Slip–sliding away

Credit: GETTY

Wear and tear in biomedical implants and engineering devices are often reduced by boundary lubrication, in which the sliding surfaces are coated with a monomolecular layer of surfactants that creates a slip plane between the two surfaces. A team of researchers now proposes that in water, the slip plane is at the surfactant–surface interface, rather than the surfactant–surfactant interface as in air (W. H. Briscoe et al. Nature 444, 191–194; 2006). Jacob Klein and co-workers used a surface force apparatus to measure the normal and shearing forces between two mica surfaces covered by a cationic surfactant having a double alkyl chain. The cationic headgroups of the surfactant attach to the mica surfaces, leaving the alkyl chains extending into the space between the two surfaces. In water the forces were reduced by 99% compared with those in air. The authors suggest this is due to the hydration of the headgroups, swelling that region and facilitating their lateral motion on the surface — this then becomes the interface that is least resistant to shear. These findings could aid more specific design of boundary lubricant molecules for use in devices that can deteriorate due to friction.

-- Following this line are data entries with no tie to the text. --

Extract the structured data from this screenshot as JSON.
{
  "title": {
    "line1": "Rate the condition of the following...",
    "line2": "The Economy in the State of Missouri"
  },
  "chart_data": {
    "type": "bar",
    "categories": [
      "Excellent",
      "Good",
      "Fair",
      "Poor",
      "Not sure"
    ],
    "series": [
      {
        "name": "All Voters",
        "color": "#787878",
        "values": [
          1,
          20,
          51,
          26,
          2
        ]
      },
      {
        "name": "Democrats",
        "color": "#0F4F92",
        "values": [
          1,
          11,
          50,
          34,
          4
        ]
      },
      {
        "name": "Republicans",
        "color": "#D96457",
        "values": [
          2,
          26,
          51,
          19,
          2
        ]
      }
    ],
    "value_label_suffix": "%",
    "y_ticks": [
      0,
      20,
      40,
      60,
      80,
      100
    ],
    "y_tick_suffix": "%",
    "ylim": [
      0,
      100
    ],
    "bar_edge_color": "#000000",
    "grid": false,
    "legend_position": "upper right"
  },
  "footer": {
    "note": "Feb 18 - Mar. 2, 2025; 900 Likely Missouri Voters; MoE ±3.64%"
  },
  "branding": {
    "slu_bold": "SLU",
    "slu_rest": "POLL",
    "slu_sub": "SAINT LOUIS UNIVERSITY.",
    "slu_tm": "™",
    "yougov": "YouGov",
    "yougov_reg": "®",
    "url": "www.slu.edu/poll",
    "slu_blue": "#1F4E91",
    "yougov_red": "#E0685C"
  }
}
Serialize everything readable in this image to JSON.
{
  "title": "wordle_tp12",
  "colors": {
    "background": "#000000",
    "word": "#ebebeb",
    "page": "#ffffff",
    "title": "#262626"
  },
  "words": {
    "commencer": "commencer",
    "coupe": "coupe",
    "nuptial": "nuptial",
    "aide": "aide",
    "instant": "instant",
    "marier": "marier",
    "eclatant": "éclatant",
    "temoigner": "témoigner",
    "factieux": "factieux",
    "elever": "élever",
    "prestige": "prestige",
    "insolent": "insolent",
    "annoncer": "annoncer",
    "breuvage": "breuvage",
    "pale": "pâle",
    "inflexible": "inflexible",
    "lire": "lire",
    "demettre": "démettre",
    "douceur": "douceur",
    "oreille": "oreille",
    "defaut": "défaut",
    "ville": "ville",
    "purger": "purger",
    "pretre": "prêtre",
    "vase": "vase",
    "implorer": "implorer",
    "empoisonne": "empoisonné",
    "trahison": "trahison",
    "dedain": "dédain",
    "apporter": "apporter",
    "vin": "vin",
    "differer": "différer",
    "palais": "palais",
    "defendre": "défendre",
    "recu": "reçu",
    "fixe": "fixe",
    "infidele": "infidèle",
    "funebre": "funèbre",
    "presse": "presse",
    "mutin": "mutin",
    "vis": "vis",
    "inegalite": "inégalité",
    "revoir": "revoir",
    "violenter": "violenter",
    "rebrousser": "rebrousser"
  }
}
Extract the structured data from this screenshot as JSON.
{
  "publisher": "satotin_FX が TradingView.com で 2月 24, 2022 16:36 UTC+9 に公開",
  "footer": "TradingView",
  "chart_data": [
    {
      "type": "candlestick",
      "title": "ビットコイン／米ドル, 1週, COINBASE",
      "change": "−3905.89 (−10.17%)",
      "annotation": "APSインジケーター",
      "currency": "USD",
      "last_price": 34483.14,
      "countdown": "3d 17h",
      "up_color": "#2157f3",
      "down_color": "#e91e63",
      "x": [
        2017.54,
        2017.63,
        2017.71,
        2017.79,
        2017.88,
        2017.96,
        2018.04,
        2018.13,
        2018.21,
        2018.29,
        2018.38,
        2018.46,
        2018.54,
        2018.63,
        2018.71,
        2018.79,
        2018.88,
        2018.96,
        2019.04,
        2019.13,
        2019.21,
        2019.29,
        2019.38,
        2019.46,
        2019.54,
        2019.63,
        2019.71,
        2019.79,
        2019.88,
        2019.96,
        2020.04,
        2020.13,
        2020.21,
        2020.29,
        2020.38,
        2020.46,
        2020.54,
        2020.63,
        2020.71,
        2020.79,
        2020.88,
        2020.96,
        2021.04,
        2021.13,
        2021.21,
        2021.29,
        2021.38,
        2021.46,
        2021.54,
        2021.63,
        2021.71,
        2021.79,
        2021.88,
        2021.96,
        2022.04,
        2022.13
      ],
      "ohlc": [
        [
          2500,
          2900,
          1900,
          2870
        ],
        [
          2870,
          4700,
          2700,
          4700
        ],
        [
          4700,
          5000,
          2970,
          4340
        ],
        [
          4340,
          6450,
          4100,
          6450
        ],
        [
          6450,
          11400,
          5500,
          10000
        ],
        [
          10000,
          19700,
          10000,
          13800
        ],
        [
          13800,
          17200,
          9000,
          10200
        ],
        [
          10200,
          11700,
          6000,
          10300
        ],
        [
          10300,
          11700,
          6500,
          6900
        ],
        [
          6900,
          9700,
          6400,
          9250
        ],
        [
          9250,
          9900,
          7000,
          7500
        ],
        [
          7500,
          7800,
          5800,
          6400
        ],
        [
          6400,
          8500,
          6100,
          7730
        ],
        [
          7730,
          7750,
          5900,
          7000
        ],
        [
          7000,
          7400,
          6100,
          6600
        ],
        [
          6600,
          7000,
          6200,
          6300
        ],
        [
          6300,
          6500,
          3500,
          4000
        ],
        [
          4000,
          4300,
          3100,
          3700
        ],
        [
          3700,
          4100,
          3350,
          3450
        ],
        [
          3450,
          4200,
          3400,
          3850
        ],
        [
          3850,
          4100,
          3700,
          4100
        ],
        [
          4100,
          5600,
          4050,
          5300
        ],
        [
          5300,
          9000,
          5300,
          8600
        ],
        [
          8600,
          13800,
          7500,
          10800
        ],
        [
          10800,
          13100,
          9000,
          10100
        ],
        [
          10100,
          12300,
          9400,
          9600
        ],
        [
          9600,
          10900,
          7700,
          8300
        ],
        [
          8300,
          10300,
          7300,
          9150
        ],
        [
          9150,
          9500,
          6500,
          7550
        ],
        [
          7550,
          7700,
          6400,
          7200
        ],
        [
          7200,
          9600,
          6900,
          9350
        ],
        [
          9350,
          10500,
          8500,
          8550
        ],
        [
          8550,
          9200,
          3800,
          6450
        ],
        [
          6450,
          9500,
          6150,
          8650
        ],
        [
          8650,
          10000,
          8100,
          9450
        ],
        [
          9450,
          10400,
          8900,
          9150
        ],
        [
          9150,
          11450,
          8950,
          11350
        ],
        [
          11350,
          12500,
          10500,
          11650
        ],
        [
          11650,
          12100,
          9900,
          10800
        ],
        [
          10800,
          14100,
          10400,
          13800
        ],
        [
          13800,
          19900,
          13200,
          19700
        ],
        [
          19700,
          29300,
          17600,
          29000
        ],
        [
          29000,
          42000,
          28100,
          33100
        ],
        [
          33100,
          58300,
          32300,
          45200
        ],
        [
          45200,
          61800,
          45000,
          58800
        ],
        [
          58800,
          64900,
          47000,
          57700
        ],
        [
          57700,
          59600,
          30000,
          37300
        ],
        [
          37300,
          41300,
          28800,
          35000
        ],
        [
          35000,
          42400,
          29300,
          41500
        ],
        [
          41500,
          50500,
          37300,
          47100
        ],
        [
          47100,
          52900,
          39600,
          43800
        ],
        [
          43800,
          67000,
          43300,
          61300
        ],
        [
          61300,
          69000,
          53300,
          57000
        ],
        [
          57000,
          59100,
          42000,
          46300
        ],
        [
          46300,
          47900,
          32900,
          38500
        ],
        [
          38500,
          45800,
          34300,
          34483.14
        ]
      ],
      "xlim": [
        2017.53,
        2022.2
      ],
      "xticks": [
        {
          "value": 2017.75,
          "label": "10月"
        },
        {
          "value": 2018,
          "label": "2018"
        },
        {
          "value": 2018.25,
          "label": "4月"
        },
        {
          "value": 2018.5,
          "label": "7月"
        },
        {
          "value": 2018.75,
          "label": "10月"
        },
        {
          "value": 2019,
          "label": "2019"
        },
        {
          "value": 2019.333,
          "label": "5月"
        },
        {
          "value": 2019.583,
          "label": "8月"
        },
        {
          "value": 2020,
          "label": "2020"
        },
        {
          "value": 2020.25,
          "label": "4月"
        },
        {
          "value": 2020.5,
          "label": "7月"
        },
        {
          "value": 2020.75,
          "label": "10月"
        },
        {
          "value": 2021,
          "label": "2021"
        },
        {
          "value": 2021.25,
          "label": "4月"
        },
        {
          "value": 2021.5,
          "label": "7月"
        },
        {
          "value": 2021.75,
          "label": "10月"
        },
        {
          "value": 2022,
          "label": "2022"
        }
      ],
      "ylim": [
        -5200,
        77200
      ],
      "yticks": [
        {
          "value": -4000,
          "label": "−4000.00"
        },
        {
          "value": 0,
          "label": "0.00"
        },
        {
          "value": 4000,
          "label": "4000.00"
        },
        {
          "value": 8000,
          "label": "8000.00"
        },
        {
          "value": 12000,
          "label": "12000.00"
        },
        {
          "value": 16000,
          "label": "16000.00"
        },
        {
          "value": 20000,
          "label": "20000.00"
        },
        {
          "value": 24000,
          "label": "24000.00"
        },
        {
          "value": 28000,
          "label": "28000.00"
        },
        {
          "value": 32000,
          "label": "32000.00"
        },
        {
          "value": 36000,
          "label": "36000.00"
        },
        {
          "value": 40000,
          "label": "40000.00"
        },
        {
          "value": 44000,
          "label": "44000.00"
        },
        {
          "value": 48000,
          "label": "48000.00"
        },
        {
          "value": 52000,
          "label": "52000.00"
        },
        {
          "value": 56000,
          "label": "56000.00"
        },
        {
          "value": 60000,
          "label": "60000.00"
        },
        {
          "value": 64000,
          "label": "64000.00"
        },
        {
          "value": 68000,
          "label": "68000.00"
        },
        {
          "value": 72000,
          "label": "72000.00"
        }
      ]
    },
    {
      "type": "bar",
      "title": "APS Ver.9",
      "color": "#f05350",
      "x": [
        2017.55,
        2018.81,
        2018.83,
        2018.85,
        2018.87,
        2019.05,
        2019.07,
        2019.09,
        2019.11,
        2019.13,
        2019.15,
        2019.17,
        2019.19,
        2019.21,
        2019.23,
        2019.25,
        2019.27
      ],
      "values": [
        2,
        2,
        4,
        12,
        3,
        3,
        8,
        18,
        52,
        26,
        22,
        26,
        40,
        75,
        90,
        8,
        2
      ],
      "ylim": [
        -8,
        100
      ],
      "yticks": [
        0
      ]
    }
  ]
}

Surface plasmons jump through hoops

Surface plasmon polaritons (SPPs) — electromagnetic waves at the surface of a metal — have seen a significant surge of interest based on their ability to localize optical fields at length scales much smaller than their wavelength. However, their use is limited to wavelengths near the plasmon frequency of the metal, which typically lies in the ultraviolet region and it has been difficult to extend the use of SPPs to other wavelengths. In particular, there is significant interest to use this technology at long wavelengths such as terahertz, where guiding light is a difficult task. Now, Stefan Maier and colleagues propose an ingenious technique to extend surface plasmon technology to almost arbitrary wavelengths (Phys. Rev. Lett. 97, 176805; 2006). In their approach, a cylindrical wire is periodically structured with radial grooves. The periodic structures, matched to the desired wavelength, lead to localization of the optical field at the surface of the wire. In their calculations, Maier and colleagues show that these structures can be used for waveguiding as well as focusing.

Shrinking nanotubes

The physical properties of carbon nanotubes strongly depend on their dimensions with obvious technological consequences for a wide variety of nanoscale devices including transistors, actuators and sensors. However, current preparation methods cannot reliably control nanotube diameter, thereby preventing the predictable fabrication process of these devices. Alex Zettl and colleagues now report on a way to controllably alter the diameter of an individual carbon nanotube (Nano Lett. doi:10.1021/nl061671j; 2006). This is achieved by combining defect formation via electron irradiation with simultaneous electromigration in vacuum causing the formation of high-quality nanotubes of successively smaller diameter. The formation process observed by transmission electron microscopy can be stopped at any diameter down to 1 nm, below which the inner wall of the tube finally breaks. Electronic transport measurements show clear dependence of conductance on nanotube geometry. The authors believe that such characteristics could serve as templates for single molecule electronics.

Microgels with a twist

Researchers in the US have succeeded in combining light, heat and pH responsiveness in a poly(N-isopropylacrylamide) microgel, by linking a photochromic moiety called spiropyran to its amide groups (A. Garcia et al. Langmuir doi:10.1021/la061632n; 2006). Spiropyrans are clever little molecules. Their chemical structure contains two rings joined by a shared carbon atom, whose bonds are therefore rather strained. On irradiation with ultraviolet light, one of these bonds snaps, opening up one ring so that the whole molecule becomes more extended. By cycling between dark, ultraviolet and visible irradiation, the process is made reversible, and the authors have exploited this in order to change the volume of the microgel particles. These particles are made from a copolymer that is thermosensitive so the volume can also be adjusted by heating or cooling the material. In the extended form, the molecule is hydrophilic and can become positively charged if the pH is lowered. The authors suggest that this can be used to control the hydration of microgels. Moreover, the copolymer itself has pH-sensitive moieties that cause the particles to shrink or swell at high or low pH values, respectively.

Tiny hand with tight grip

Credit: Copyright (2006) AIP

Yen-Wen Lu and Chang-Jin Kim from the University of California in Los Angeles have built a micromechanical device on a submillimetre scale that imitates the functions of a hand (Appl. Phys. Lett. 89, 16410; 2006). The four mini-fingers are fabricated by lithographically defining six phalanges on a silicon wafer. Polymer inflatable balloons deposited on the phalanges pose as the muscles: when they are inflated they shorten the distance between the phalanges, resulting in flexion of the fingers, as shown in the figure (deflation results in extension). Besides reproducing the basic motion of a human hand, the researchers demonstrated the possibility of grabbing and manipulating biological systems of submillimetre dimensions. This is not the first time that a microelectromechanical device with complex functions has been developed. However, the fabrication from a single block of material makes this one particularly strong. In addition, because the microhand is inert to the surroundings, it can operate in air or water environments, making it a promising tool for biological applications.